One plant, the Nitro radish, produces a large taproot that punches deep holes into the ground.
"It's like a natural subsoiler," Rogers said.
As research uncovers more secrets about roots, farmers and ranchers may eventually have more choices for plants that act as natural tillers.
For his part, Rogers welcomes the attention to root biology and concedes that he, too, would not have thought as much about roots were it not for the new research cluster.
"I do applied research, so I'm interested in what goes on above the ground, like the levels of moisture, fertilizer and how animals respond to forage quality," he said. "But sometimes to understand what's going on above the ground, you need to know what's happening below."
Even though the cluster is less than two years old, Blancaflor and his team have discovered a handful of genes and proteins that play pivotal roles in root architecture, such as the length and shape of the root hair, and zone of growth.

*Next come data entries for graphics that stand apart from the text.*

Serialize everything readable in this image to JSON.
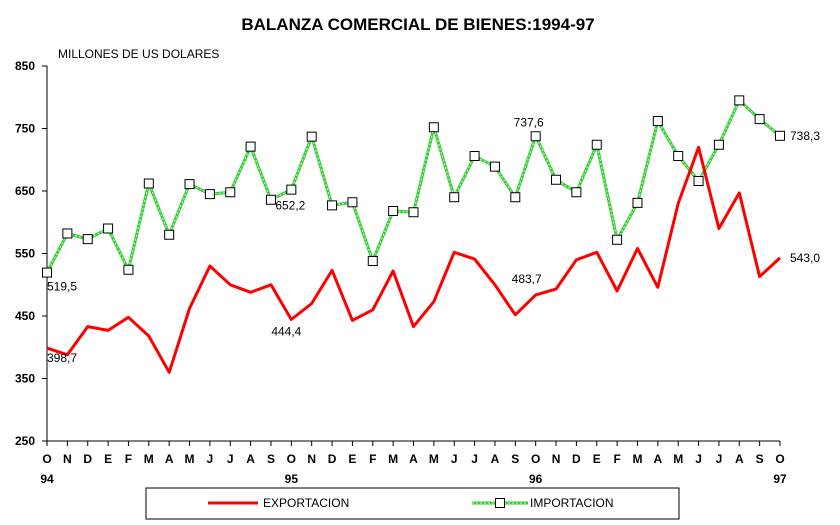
{
  "chart_data": {
    "type": "line",
    "title": "BALANZA COMERCIAL DE BIENES:1994-97",
    "unit_label": "MILLONES DE US DOLARES",
    "ylim": [
      250,
      850
    ],
    "yticks": [
      "250",
      "350",
      "450",
      "550",
      "650",
      "750",
      "850"
    ],
    "grid": false,
    "legend_position": "bottom",
    "categories": [
      "O",
      "N",
      "D",
      "E",
      "F",
      "M",
      "A",
      "M",
      "J",
      "J",
      "A",
      "S",
      "O",
      "N",
      "D",
      "E",
      "F",
      "M",
      "A",
      "M",
      "J",
      "J",
      "A",
      "S",
      "O",
      "N",
      "D",
      "E",
      "F",
      "M",
      "A",
      "M",
      "J",
      "J",
      "A",
      "S",
      "O"
    ],
    "year_labels": [
      {
        "index": 0,
        "label": "94"
      },
      {
        "index": 12,
        "label": "95"
      },
      {
        "index": 24,
        "label": "96"
      },
      {
        "index": 36,
        "label": "97"
      }
    ],
    "series": [
      {
        "name": "EXPORTACION",
        "color": "#ff0000",
        "values": [
          398.7,
          388,
          433,
          427,
          448,
          418,
          360,
          462,
          530,
          500,
          488,
          500,
          444.4,
          470,
          523,
          443,
          460,
          522,
          433,
          473,
          552,
          541,
          500,
          452,
          483.7,
          493,
          540,
          552,
          490,
          558,
          496,
          630,
          720,
          590,
          647,
          513,
          543.0
        ]
      },
      {
        "name": "IMPORTACION",
        "color": "#33cc33",
        "values": [
          519.5,
          582,
          573,
          590,
          524,
          662,
          580,
          661,
          645,
          648,
          721,
          636,
          652.2,
          737,
          627,
          632,
          538,
          618,
          616,
          752,
          640,
          706,
          689,
          640,
          737.6,
          668,
          648,
          724,
          572,
          631,
          762,
          706,
          666,
          724,
          795,
          765,
          738.3
        ]
      }
    ],
    "annotations": [
      {
        "series": 0,
        "index": 0,
        "text": "398,7"
      },
      {
        "series": 0,
        "index": 12,
        "text": "444,4"
      },
      {
        "series": 0,
        "index": 24,
        "text": "483,7"
      },
      {
        "series": 0,
        "index": 36,
        "text": "543,0"
      },
      {
        "series": 1,
        "index": 0,
        "text": "519,5"
      },
      {
        "series": 1,
        "index": 12,
        "text": "652,2"
      },
      {
        "series": 1,
        "index": 24,
        "text": "737,6"
      },
      {
        "series": 1,
        "index": 36,
        "text": "738,3"
      }
    ]
  }
}
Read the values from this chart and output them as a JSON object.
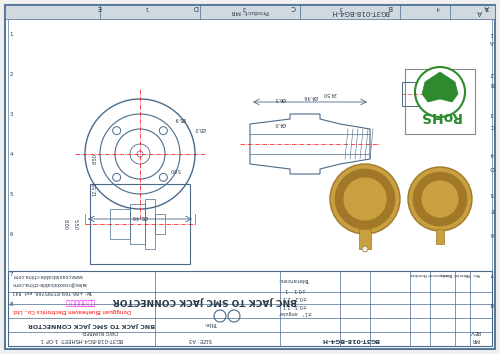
{
  "bg_color": "#f0f0f0",
  "border_color": "#5a7a9a",
  "line_color": "#4a6a8a",
  "drawing_bg": "#ffffff",
  "title": "BNC JACK TO SMC JACK CONNECTOR",
  "part_number": "BG3T-018-BG4-H",
  "product_number": "BG3T-018-BG4-H",
  "company": "Dongguan Blueheaven Electronics Co., Ltd.",
  "company_cn": "东莞市百货商行",
  "website": "www.coaxialcable-china.com",
  "tolerance_note": "±0.1  1",
  "tolerance_note2": "±0.2  2.1",
  "tolerance_note3": "±0.3  2.1",
  "tolerance_note4": "±1°  angular",
  "rohs_green": "#2d8a2d",
  "rohs_leaf_color": "#3aaa3a",
  "header_bg": "#d0d8e0",
  "table_line_color": "#888888",
  "pink_text_color": "#ff00ff",
  "red_text_color": "#ff0000",
  "dark_line": "#2a3a4a",
  "gray_bg": "#e8e8e8",
  "copper_color": "#c8a040",
  "copper_dark": "#a07828"
}
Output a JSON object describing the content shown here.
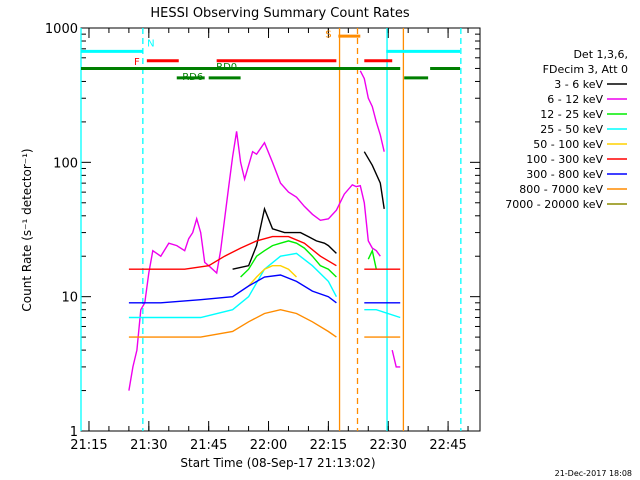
{
  "chart_data": {
    "type": "line",
    "title": "HESSI Observing Summary Count Rates",
    "xlabel": "Start Time (08-Sep-17 21:13:02)",
    "ylabel": "Count Rate (s⁻¹ detector⁻¹)",
    "x_unit": "minutes after 21:13:02 UT, 08-Sep-17",
    "x_range": [
      0,
      100
    ],
    "ylim": [
      1,
      1000
    ],
    "y_scale": "log",
    "x_ticks": [
      {
        "label": "21:15",
        "t": 2
      },
      {
        "label": "21:30",
        "t": 17
      },
      {
        "label": "21:45",
        "t": 32
      },
      {
        "label": "22:00",
        "t": 47
      },
      {
        "label": "22:15",
        "t": 62
      },
      {
        "label": "22:30",
        "t": 77
      },
      {
        "label": "22:45",
        "t": 92
      }
    ],
    "y_ticks": [
      {
        "label": "1",
        "v": 1
      },
      {
        "label": "10",
        "v": 10
      },
      {
        "label": "100",
        "v": 100
      },
      {
        "label": "1000",
        "v": 1000
      }
    ],
    "legend_position": "right",
    "legend_header": [
      "Det 1,3,6,",
      "FDecim 3, Att 0"
    ],
    "series": [
      {
        "name": "3 - 6 keV",
        "color": "#000000",
        "segments": [
          [
            [
              38,
              16
            ],
            [
              42,
              17
            ],
            [
              44,
              24
            ],
            [
              46,
              45
            ],
            [
              48,
              32
            ],
            [
              51,
              30
            ],
            [
              55,
              30
            ],
            [
              57,
              28
            ],
            [
              59,
              26
            ],
            [
              61,
              25
            ],
            [
              62,
              24
            ],
            [
              64,
              21
            ]
          ],
          [
            [
              71,
              120
            ],
            [
              73,
              95
            ],
            [
              75,
              70
            ],
            [
              76,
              45
            ]
          ]
        ]
      },
      {
        "name": "6 - 12 keV",
        "color": "#ee00ee",
        "segments": [
          [
            [
              12,
              2
            ],
            [
              13,
              3
            ],
            [
              14,
              4
            ],
            [
              15,
              8
            ],
            [
              16,
              9
            ],
            [
              17,
              15
            ],
            [
              18,
              22
            ],
            [
              20,
              20
            ],
            [
              22,
              25
            ],
            [
              24,
              24
            ],
            [
              26,
              22
            ],
            [
              27,
              27
            ],
            [
              28,
              30
            ],
            [
              29,
              38
            ],
            [
              30,
              30
            ],
            [
              31,
              18
            ],
            [
              32,
              17
            ],
            [
              34,
              15
            ],
            [
              35,
              22
            ],
            [
              37,
              65
            ],
            [
              38,
              110
            ],
            [
              39,
              170
            ],
            [
              40,
              100
            ],
            [
              41,
              75
            ],
            [
              43,
              120
            ],
            [
              44,
              115
            ],
            [
              46,
              140
            ],
            [
              48,
              100
            ],
            [
              50,
              70
            ],
            [
              52,
              60
            ],
            [
              54,
              55
            ],
            [
              56,
              47
            ],
            [
              58,
              41
            ],
            [
              60,
              37
            ],
            [
              62,
              38
            ],
            [
              64,
              44
            ],
            [
              66,
              58
            ],
            [
              68,
              68
            ],
            [
              69,
              66
            ],
            [
              70,
              67
            ],
            [
              71,
              50
            ],
            [
              72,
              26
            ],
            [
              73,
              23
            ],
            [
              74,
              22
            ],
            [
              75,
              20
            ]
          ],
          [
            [
              70,
              480
            ],
            [
              71,
              420
            ],
            [
              72,
              300
            ],
            [
              73,
              260
            ],
            [
              74,
              200
            ],
            [
              75,
              160
            ],
            [
              76,
              120
            ]
          ],
          [
            [
              78,
              4
            ],
            [
              79,
              3
            ],
            [
              80,
              3
            ]
          ]
        ]
      },
      {
        "name": "12 - 25 keV",
        "color": "#00ee00",
        "segments": [
          [
            [
              40,
              14
            ],
            [
              42,
              16
            ],
            [
              44,
              20
            ],
            [
              46,
              22
            ],
            [
              48,
              24
            ],
            [
              50,
              25
            ],
            [
              52,
              26
            ],
            [
              54,
              25
            ],
            [
              56,
              23
            ],
            [
              58,
              20
            ],
            [
              60,
              17
            ],
            [
              62,
              16
            ],
            [
              64,
              14
            ]
          ],
          [
            [
              72,
              19
            ],
            [
              73,
              22
            ],
            [
              74,
              16
            ]
          ]
        ]
      },
      {
        "name": "25 - 50 keV",
        "color": "#00ffff",
        "segments": [
          [
            [
              12,
              7
            ],
            [
              20,
              7
            ],
            [
              30,
              7
            ],
            [
              38,
              8
            ],
            [
              42,
              10
            ],
            [
              46,
              16
            ],
            [
              50,
              20
            ],
            [
              54,
              21
            ],
            [
              58,
              17
            ],
            [
              62,
              13
            ],
            [
              64,
              10
            ]
          ],
          [
            [
              71,
              8
            ],
            [
              74,
              8
            ],
            [
              80,
              7
            ]
          ]
        ]
      },
      {
        "name": "50 - 100 keV",
        "color": "#ffd200",
        "segments": [
          [
            [
              42,
              12
            ],
            [
              44,
              14
            ],
            [
              46,
              16
            ],
            [
              48,
              17
            ],
            [
              50,
              17
            ],
            [
              52,
              16
            ],
            [
              54,
              14
            ]
          ]
        ]
      },
      {
        "name": "100 - 300 keV",
        "color": "#ff0000",
        "segments": [
          [
            [
              12,
              16
            ],
            [
              20,
              16
            ],
            [
              26,
              16
            ],
            [
              32,
              17
            ],
            [
              36,
              20
            ],
            [
              40,
              23
            ],
            [
              44,
              26
            ],
            [
              48,
              28
            ],
            [
              52,
              28
            ],
            [
              56,
              25
            ],
            [
              60,
              20
            ],
            [
              64,
              17
            ]
          ],
          [
            [
              71,
              16
            ],
            [
              80,
              16
            ]
          ]
        ]
      },
      {
        "name": "300 - 800 keV",
        "color": "#0000ff",
        "segments": [
          [
            [
              12,
              9
            ],
            [
              20,
              9
            ],
            [
              30,
              9.5
            ],
            [
              38,
              10
            ],
            [
              42,
              12
            ],
            [
              46,
              14
            ],
            [
              50,
              14.5
            ],
            [
              54,
              13
            ],
            [
              58,
              11
            ],
            [
              62,
              10
            ],
            [
              64,
              9
            ]
          ],
          [
            [
              71,
              9
            ],
            [
              80,
              9
            ]
          ]
        ]
      },
      {
        "name": "800 - 7000 keV",
        "color": "#ff8c00",
        "segments": [
          [
            [
              12,
              5
            ],
            [
              20,
              5
            ],
            [
              30,
              5
            ],
            [
              38,
              5.5
            ],
            [
              42,
              6.5
            ],
            [
              46,
              7.5
            ],
            [
              50,
              8
            ],
            [
              54,
              7.5
            ],
            [
              58,
              6.5
            ],
            [
              62,
              5.5
            ],
            [
              64,
              5
            ]
          ],
          [
            [
              71,
              5
            ],
            [
              80,
              5
            ]
          ]
        ]
      },
      {
        "name": "7000 - 20000 keV",
        "color": "#8b8b00",
        "segments": []
      }
    ],
    "vlines": [
      {
        "t": 0,
        "color": "#00ffff",
        "dash": false
      },
      {
        "t": 15.5,
        "color": "#00ffff",
        "dash": true
      },
      {
        "t": 64.8,
        "color": "#ff8c00",
        "dash": false
      },
      {
        "t": 69.3,
        "color": "#ff8c00",
        "dash": true
      },
      {
        "t": 76.7,
        "color": "#00ffff",
        "dash": false
      },
      {
        "t": 80.8,
        "color": "#ff8c00",
        "dash": false
      },
      {
        "t": 95.2,
        "color": "#00ffff",
        "dash": true
      }
    ],
    "state_bars": [
      {
        "label": "N",
        "color": "#00ffff",
        "label_t": 17.5,
        "v": 670,
        "label_v": 780,
        "intervals": [
          [
            0,
            15.5
          ],
          [
            76.5,
            95
          ]
        ]
      },
      {
        "label": "F",
        "color": "#ff0000",
        "label_t": 14,
        "v": 570,
        "label_v": 570,
        "intervals": [
          [
            16.5,
            24.5
          ],
          [
            34,
            64
          ],
          [
            71,
            78
          ]
        ]
      },
      {
        "label": "S",
        "color": "#ff8c00",
        "label_t": 62,
        "v": 870,
        "label_v": 910,
        "intervals": [
          [
            64.5,
            70
          ]
        ]
      },
      {
        "label": "RD0",
        "color": "#007f00",
        "label_t": 36.5,
        "v": 500,
        "label_v": 520,
        "intervals": [
          [
            0,
            80
          ],
          [
            87.5,
            95
          ]
        ]
      },
      {
        "label": "RD6",
        "color": "#007f00",
        "label_t": 28,
        "v": 425,
        "label_v": 440,
        "intervals": [
          [
            24,
            31
          ],
          [
            32,
            40
          ],
          [
            81,
            87
          ]
        ]
      }
    ]
  },
  "footer": {
    "date_stamp": "21-Dec-2017 18:08"
  }
}
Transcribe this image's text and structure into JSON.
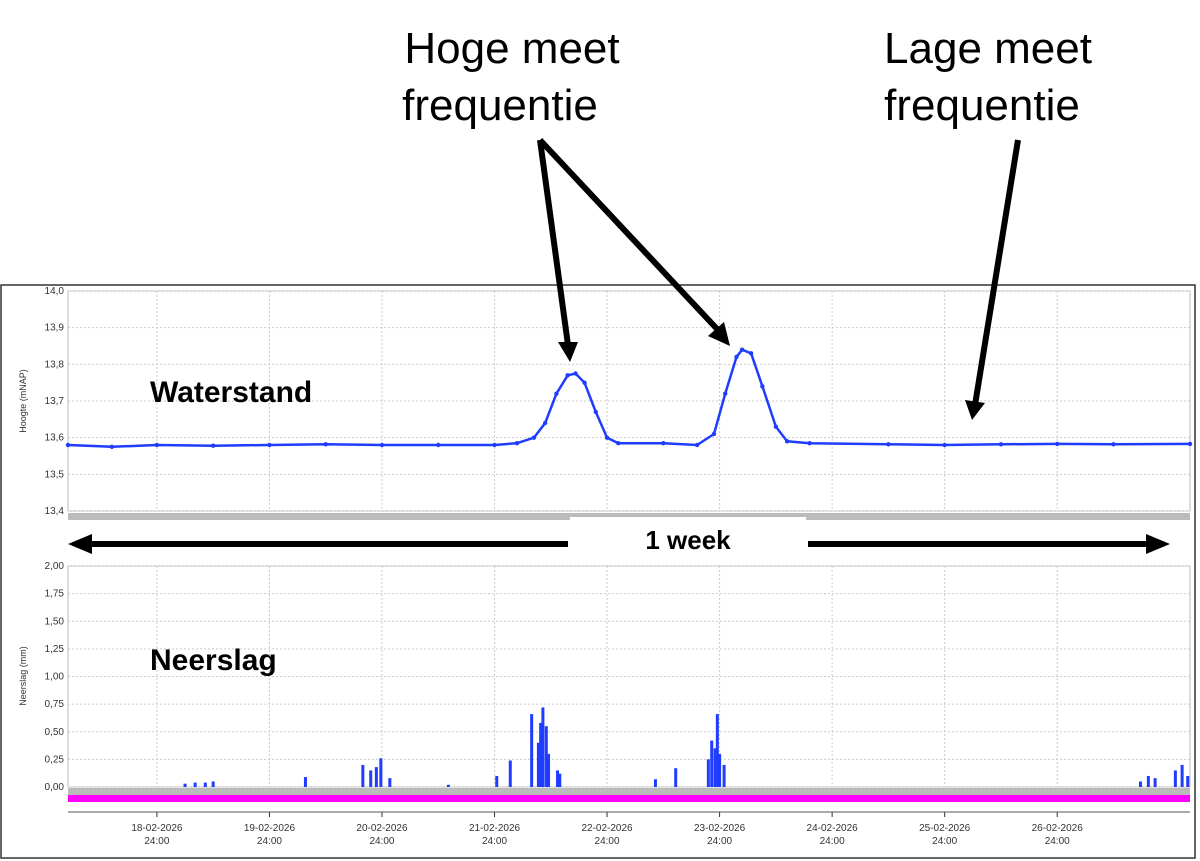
{
  "annotations": {
    "high_frequency": [
      "Hoge meet",
      "frequentie"
    ],
    "low_frequency": [
      "Lage meet",
      "frequentie"
    ],
    "week": "1 week"
  },
  "chart_data": [
    {
      "type": "line",
      "label": "Waterstand",
      "ylabel": "Hoogte (mNAP)",
      "color": "#1f3cff",
      "grid": true,
      "xlim": [
        18.21,
        28.18
      ],
      "xticks": [
        19,
        20,
        21,
        22,
        23,
        24,
        25,
        26,
        27
      ],
      "ylim": [
        13.4,
        14.0
      ],
      "yticks": [
        {
          "value": 13.4,
          "label": "13,4"
        },
        {
          "value": 13.5,
          "label": "13,5"
        },
        {
          "value": 13.6,
          "label": "13,6"
        },
        {
          "value": 13.7,
          "label": "13,7"
        },
        {
          "value": 13.8,
          "label": "13,8"
        },
        {
          "value": 13.9,
          "label": "13,9"
        },
        {
          "value": 14.0,
          "label": "14,0"
        }
      ],
      "x": [
        18.21,
        18.6,
        19.0,
        19.5,
        20.0,
        20.5,
        21.0,
        21.5,
        22.0,
        22.2,
        22.35,
        22.45,
        22.55,
        22.65,
        22.72,
        22.8,
        22.9,
        23.0,
        23.1,
        23.5,
        23.8,
        23.95,
        24.05,
        24.15,
        24.2,
        24.28,
        24.38,
        24.5,
        24.6,
        24.8,
        25.5,
        26.0,
        26.5,
        27.0,
        27.5,
        28.18
      ],
      "values": [
        13.58,
        13.575,
        13.58,
        13.578,
        13.58,
        13.582,
        13.58,
        13.58,
        13.58,
        13.585,
        13.6,
        13.64,
        13.72,
        13.77,
        13.775,
        13.75,
        13.67,
        13.6,
        13.585,
        13.585,
        13.58,
        13.61,
        13.72,
        13.82,
        13.84,
        13.83,
        13.74,
        13.63,
        13.59,
        13.585,
        13.582,
        13.58,
        13.582,
        13.583,
        13.582,
        13.583
      ]
    },
    {
      "type": "bar",
      "label": "Neerslag",
      "ylabel": "Neerslag (mm)",
      "color": "#1f3cff",
      "grid": true,
      "xlim": [
        18.21,
        28.18
      ],
      "xticks": [
        {
          "value": 19,
          "label": "18-02-2026",
          "time": "24:00"
        },
        {
          "value": 20,
          "label": "19-02-2026",
          "time": "24:00"
        },
        {
          "value": 21,
          "label": "20-02-2026",
          "time": "24:00"
        },
        {
          "value": 22,
          "label": "21-02-2026",
          "time": "24:00"
        },
        {
          "value": 23,
          "label": "22-02-2026",
          "time": "24:00"
        },
        {
          "value": 24,
          "label": "23-02-2026",
          "time": "24:00"
        },
        {
          "value": 25,
          "label": "24-02-2026",
          "time": "24:00"
        },
        {
          "value": 26,
          "label": "25-02-2026",
          "time": "24:00"
        },
        {
          "value": 27,
          "label": "26-02-2026",
          "time": "24:00"
        }
      ],
      "ylim": [
        0,
        2
      ],
      "yticks": [
        {
          "value": 0,
          "label": "0,00"
        },
        {
          "value": 0.25,
          "label": "0,25"
        },
        {
          "value": 0.5,
          "label": "0,50"
        },
        {
          "value": 0.75,
          "label": "0,75"
        },
        {
          "value": 1,
          "label": "1,00"
        },
        {
          "value": 1.25,
          "label": "1,25"
        },
        {
          "value": 1.5,
          "label": "1,50"
        },
        {
          "value": 1.75,
          "label": "1,75"
        },
        {
          "value": 2,
          "label": "2,00"
        }
      ],
      "x": [
        19.25,
        19.34,
        19.43,
        19.5,
        20.32,
        20.83,
        20.9,
        20.95,
        20.99,
        21.07,
        21.59,
        22.02,
        22.14,
        22.33,
        22.39,
        22.41,
        22.43,
        22.46,
        22.48,
        22.56,
        22.58,
        23.43,
        23.61,
        23.9,
        23.93,
        23.96,
        23.98,
        24.0,
        24.04,
        27.74,
        27.81,
        27.87,
        28.05,
        28.11,
        28.16
      ],
      "values": [
        0.03,
        0.04,
        0.04,
        0.05,
        0.09,
        0.2,
        0.15,
        0.18,
        0.26,
        0.08,
        0.02,
        0.1,
        0.24,
        0.66,
        0.4,
        0.58,
        0.72,
        0.55,
        0.3,
        0.15,
        0.12,
        0.07,
        0.17,
        0.25,
        0.42,
        0.35,
        0.66,
        0.3,
        0.2,
        0.05,
        0.1,
        0.08,
        0.15,
        0.2,
        0.1
      ]
    }
  ]
}
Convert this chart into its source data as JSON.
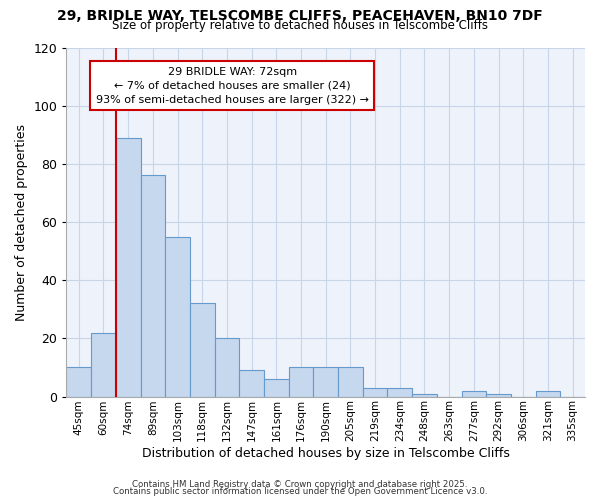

He says one big challenge will be translating those findings to tangible benefits: "Can increasing the length, density or longevity of root hairs by changing the expression of specific genes really lead to more efficient roots for water and nutrient acquisition? What root types are better for the Southern Great Plains shallow ones so they can better scavenge for immobile nutrients like phosphorus or deeper ones so they can access limited water better? These are some of the questions we are going to answer."